Investing in Queensland

Published: 9th April 2018

By LGAQ President and Sunshine Coast Council Mayor, Mark Jamieson

This article is from the April/May edition of the Council Leader Magazine. If you would like to receive a copy please contact us or read it online here. 

This year’s Federal Budget provides a great opportunity for local governments to ensure the communities they represent receive their fair share of support from Canberra. 

Take a look at the graph on this page. It shows how important Federal funding has become to Queensland councils, particularly over the past decade.

The LGAQ has made a conscious decision to spend more time and resources in ensuring all sides of politics in the Federal Parliament understand our funding and policy reform priorities and advocate for better outcomes for our member councils. 

Qld funding graph

Some of the reforms we are pushing would be familiar to many. Restoring financial assistance grants to the equivalent of 1 percent of Commonwealth revenue has been - and remains - a central goal of Queensland councils and, indeed, the entire local government sector.  **Please note this graph is a correction on the print version of the magazine.**

The last time FA Grants were at that proportion was in 1996. Over the past decade, the proportional value of FA Grants contributions from the Commonwealth have declined by nearly 50 percent in relative terms. 

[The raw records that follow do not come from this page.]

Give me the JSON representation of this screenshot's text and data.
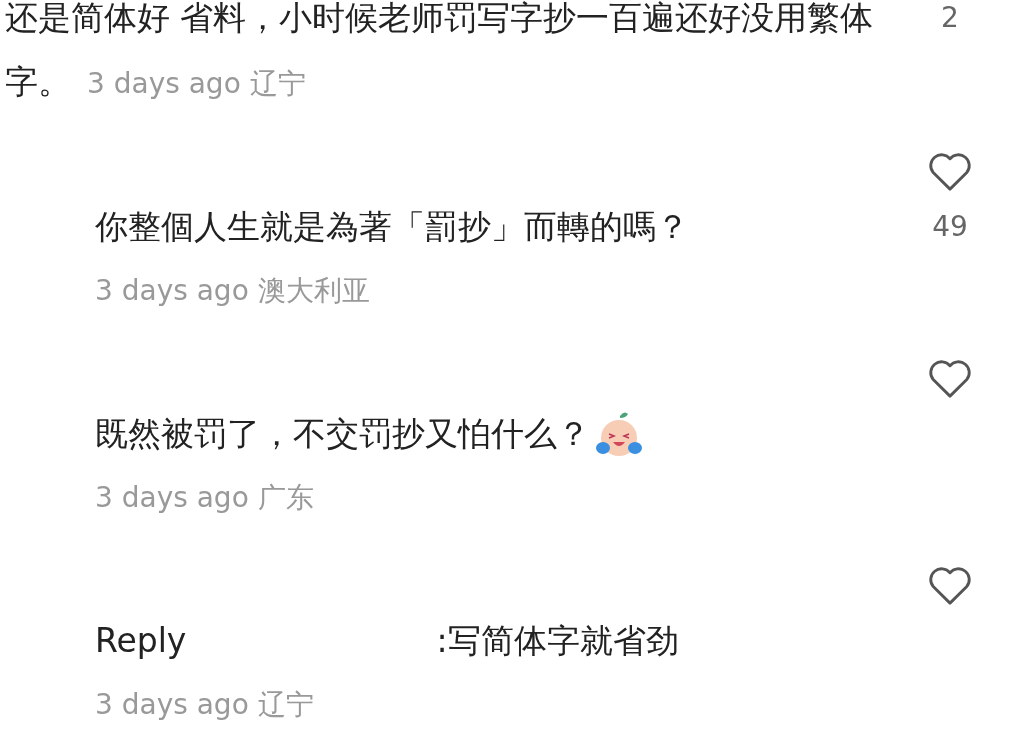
{
  "comment": {
    "text": "还是简体好 省料，小时候老师罚写字抄一百遍还好没用繁体字。",
    "time": "3 days ago",
    "location": "辽宁",
    "likes": "2"
  },
  "replies": [
    {
      "kind": "text",
      "text": "你整個人生就是為著「罰抄」而轉的嗎？",
      "time": "3 days ago",
      "location": "澳大利亚",
      "likes": "49",
      "liked": false
    },
    {
      "kind": "emoji",
      "text": "既然被罚了，不交罚抄又怕什么？",
      "time": "3 days ago",
      "location": "广东",
      "liked": false
    },
    {
      "kind": "reply_to",
      "prefix": "Reply",
      "text": ":写简体字就省劲",
      "time": "3 days ago",
      "location": "辽宁",
      "liked": false
    }
  ]
}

A Local Freight Productivity Investment Plan is another priority we are advocating with the Commonwealth, centred on a commitment we are seeking of $200 million a year over the next five years to finally improve the chances of proper transport connectivity that is targeted at boosting the performance of the national economy. I’m talking here about the need to fix the so-called “first and last mile” of our transport network. Investing in national and state highways is one thing, but the productivity benefits will not be realised until the local roads at the ends of these high-volume arteries are improved as well. The need for freight companies to shuttle trailers back and forth from warehouses on local roads to some point on the national network where they can be reassembled into bigger B-doubles and B-triples shows a fundamental inefficiency in the system. 

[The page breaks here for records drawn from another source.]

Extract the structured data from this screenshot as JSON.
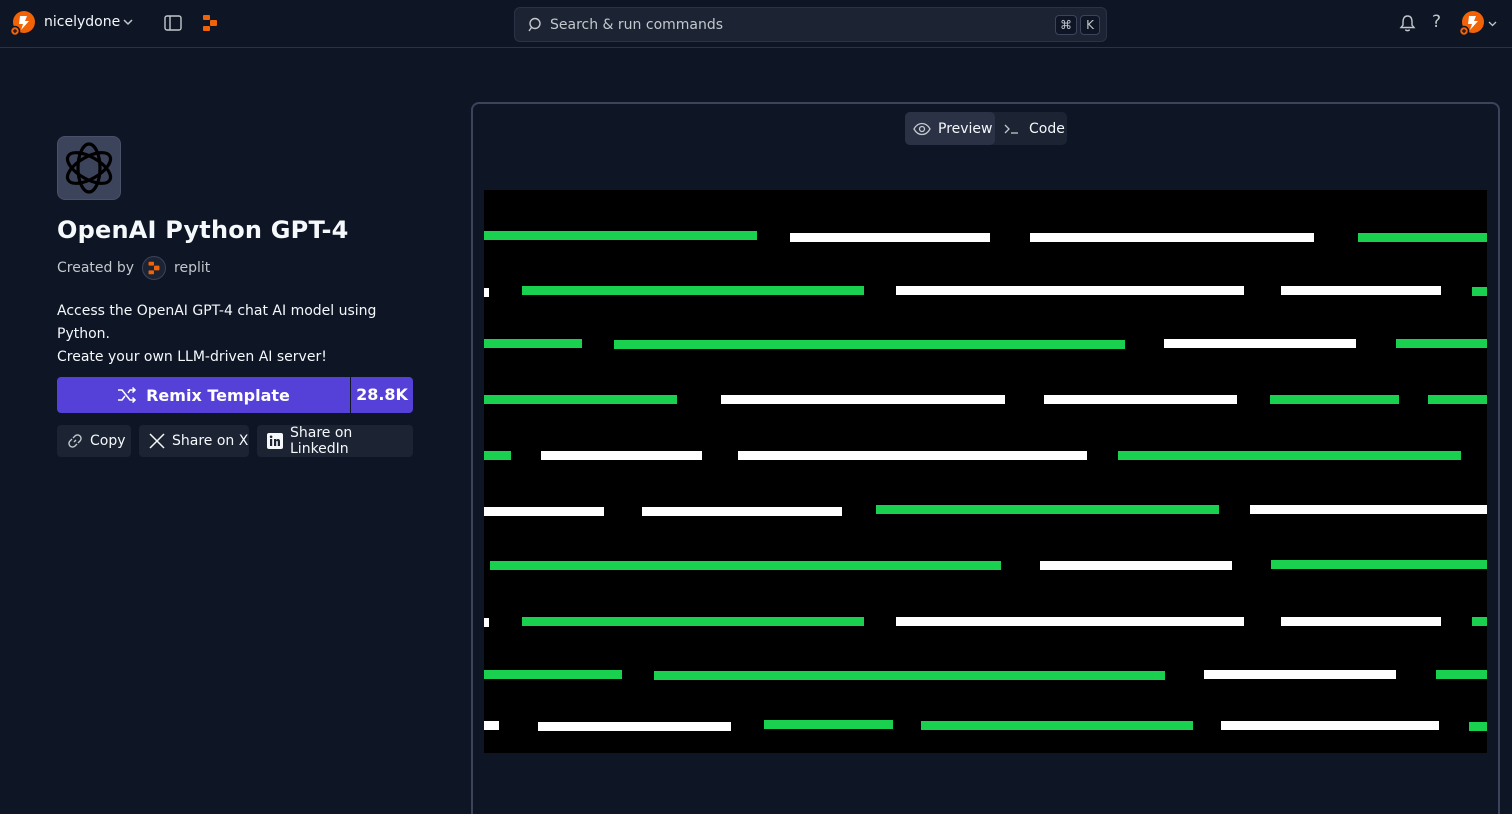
{
  "topbar": {
    "username": "nicelydone",
    "search_placeholder": "Search & run commands",
    "shortcut_cmd": "⌘",
    "shortcut_key": "K",
    "help_label": "?"
  },
  "template": {
    "title": "OpenAI Python GPT-4",
    "created_by_label": "Created by",
    "author": "replit",
    "description_line1": "Access the OpenAI GPT-4 chat AI model using Python.",
    "description_line2": "Create your own LLM-driven AI server!",
    "remix_label": "Remix Template",
    "remix_count": "28.8K",
    "copy_label": "Copy",
    "share_x_label": "Share on X",
    "share_linkedin_label": "Share on LinkedIn"
  },
  "preview": {
    "tab_preview": "Preview",
    "tab_code": "Code",
    "active_tab": "Preview"
  },
  "colors": {
    "accent": "#5541d8",
    "brand_orange": "#f26207",
    "bar_green": "#1ad14f",
    "bar_white": "#ffffff",
    "background": "#0e1525"
  }
}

Another aspect of improving connectivity is, of course, in telecommunications.

While the Federal Government has invested some resources into improving mobile black spots, this is only solving part of the puzzle. That is why we are backing the Australian Local Government Association’s (ALGA’s) call for the Budget to fund a Digital Local Government and Rural/Regional Telecommunications Program of $100 million for four years to increase the community benefits of improved connectivity, coverage mapping, technology and innovation. 

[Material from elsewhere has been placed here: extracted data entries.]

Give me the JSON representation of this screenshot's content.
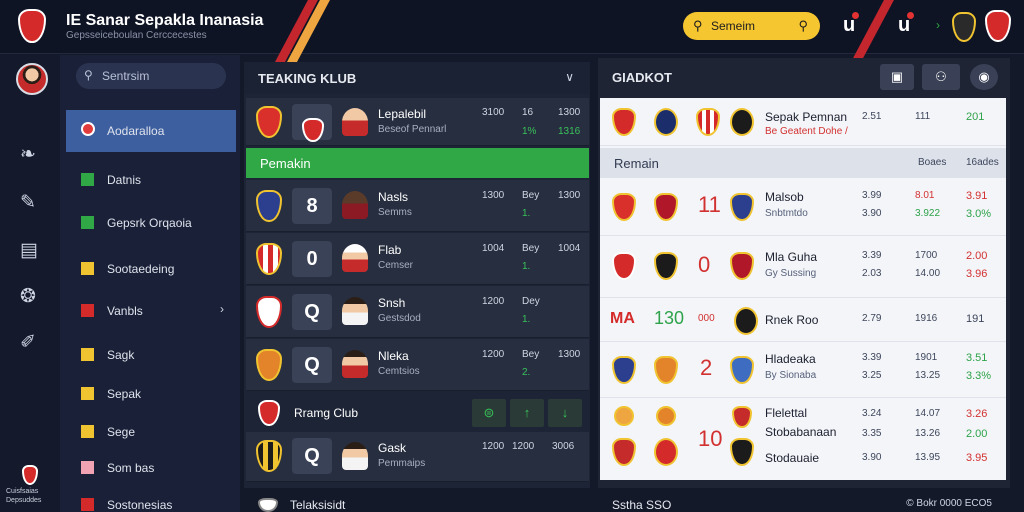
{
  "header": {
    "title": "IE Sanar Sepakla Inanasia",
    "subtitle": "Gepsseiceboulan Cerccecestes",
    "search_placeholder": "Semeim",
    "icon1": "u",
    "icon2": "u"
  },
  "rail": {
    "icons": [
      "fire-icon",
      "pencil-icon",
      "image-icon",
      "gamepad-icon",
      "chat-icon"
    ],
    "glyphs": [
      "❧",
      "✎",
      "▤",
      "❂",
      "✐"
    ],
    "bottom_label": "Cuisfsaias Depsuddes"
  },
  "sidebar": {
    "search_placeholder": "Sentrsim",
    "items": [
      {
        "label": "Aodaralloa",
        "color": "#e23b3b",
        "active": true,
        "chevron": false
      },
      {
        "label": "Datnis",
        "color": "#2fa845",
        "active": false,
        "chevron": false
      },
      {
        "label": "Gepsrk Orqaoia",
        "color": "#2fa845",
        "active": false,
        "chevron": false
      },
      {
        "label": "Sootaedeing",
        "color": "#f0c330",
        "active": false,
        "chevron": false
      },
      {
        "label": "Vanbls",
        "color": "#d42a2a",
        "active": false,
        "chevron": true
      },
      {
        "label": "Sagk",
        "color": "#f0c330",
        "active": false,
        "chevron": false
      },
      {
        "label": "Sepak",
        "color": "#f0c330",
        "active": false,
        "chevron": false
      },
      {
        "label": "Sege",
        "color": "#f0c330",
        "active": false,
        "chevron": false
      },
      {
        "label": "Som bas",
        "color": "#f2a3b3",
        "active": false,
        "chevron": false
      },
      {
        "label": "Sostonesias",
        "color": "#d42a2a",
        "active": false,
        "chevron": false
      }
    ]
  },
  "ranking": {
    "title": "TEAKING KLUB",
    "collapse": "∨",
    "top_row": {
      "name": "Lepalebil",
      "sub": "Beseof Pennarl",
      "v1": "3100",
      "v2": "16",
      "v3": "1300",
      "v4": "1%",
      "v5": "1316"
    },
    "group_label": "Pemakin",
    "rows": [
      {
        "tile": "8",
        "name": "Nasls",
        "sub": "Semms",
        "v1": "1300",
        "v2": "Bey",
        "v3": "1300",
        "v4": "1.",
        "v5": ""
      },
      {
        "tile": "0",
        "name": "Flab",
        "sub": "Cemser",
        "v1": "1004",
        "v2": "Bey",
        "v3": "1004",
        "v4": "1.",
        "v5": ""
      },
      {
        "tile": "Q",
        "name": "Snsh",
        "sub": "Gestsdod",
        "v1": "1200",
        "v2": "Dey",
        "v3": "",
        "v4": "1.",
        "v5": ""
      },
      {
        "tile": "Q",
        "name": "Nleka",
        "sub": "Cemtsios",
        "v1": "1200",
        "v2": "Bey",
        "v3": "1300",
        "v4": "2.",
        "v5": ""
      }
    ],
    "club_header": "Rramg Club",
    "club_buttons": [
      "⊜",
      "↑",
      "↓"
    ],
    "club_row": {
      "tile": "Q",
      "name": "Gask",
      "sub": "Pemmaips",
      "v1": "1200",
      "v2": "1200",
      "v3": "3006"
    },
    "footer": "Telaksisidt"
  },
  "panel": {
    "title": "GIADKOT",
    "buttons": [
      "▣",
      "⚇",
      "◉"
    ],
    "top": {
      "name": "Sepak Pemnan",
      "sub": "Be Geatent Dohe /",
      "a": "2.51",
      "b": "111",
      "c": "201"
    },
    "section": "Remain",
    "col_a": "Boaes",
    "col_b": "16ades",
    "rows": [
      {
        "big": "11",
        "name": "Malsob",
        "sub": "Snbtmtdo",
        "a1": "3.99",
        "a2": "3.90",
        "b1": "8.01",
        "b2": "3.922",
        "c1": "3.91",
        "c2": "3.0%"
      },
      {
        "big": "0",
        "name": "Mla Guha",
        "sub": "Gy Sussing",
        "a1": "3.39",
        "a2": "2.03",
        "b1": "1700",
        "b2": "14.00",
        "c1": "2.00",
        "c2": "3.96"
      },
      {
        "big": "130",
        "name": "Rnek Roo",
        "sub": "",
        "a1": "2.79",
        "a2": "",
        "b1": "1916",
        "b2": "",
        "c1": "191",
        "c2": ""
      },
      {
        "big": "2",
        "name": "Hladeaka",
        "sub": "By Sionaba",
        "a1": "3.39",
        "a2": "3.25",
        "b1": "1901",
        "b2": "13.25",
        "c1": "3.51",
        "c2": "3.3%"
      },
      {
        "big": "10",
        "name": "Flelettal",
        "sub": "Stobabanaan",
        "a1": "3.24",
        "a2": "3.35",
        "b1": "14.07",
        "b2": "13.26",
        "c1": "3.26",
        "c2": "2.00"
      }
    ],
    "row_extra": {
      "sub3": "Stodauaie",
      "a3": "3.90",
      "b3": "13.95",
      "c3": "3.95",
      "left": "000"
    },
    "footer_left": "Sstha SSO",
    "footer_right": "© Bokr 0000 ECO5"
  }
}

Other features of ALGA’s federal Budget submission that are important to Queensland councils include a call for a significant investment in ensuring that community infrastructure is able to withstand natural disasters.  We believe an investment in a targeted disaster mitigation program of at least $200 million a year is needed to reduce the cost to councils and their communities of disasters. 

One item in ALGA’s submission I was particularly keen to include is its call on the Federal Government to invest at least $5.5 billion over the next decade to support a new National Partnership Agreement on Remote Indigenous Housing. 

The existing agreement ends on 30 June and, at the time of going to press, the Turnbull Government had given every indication that it would walk away from such support.  That is a short-sighted decision that has the potential to undermine many of the improved outcomes that the existing agreement has underpinned in Queensland’s Indigenous communities. Let’s hope common sense prevails in the Budget.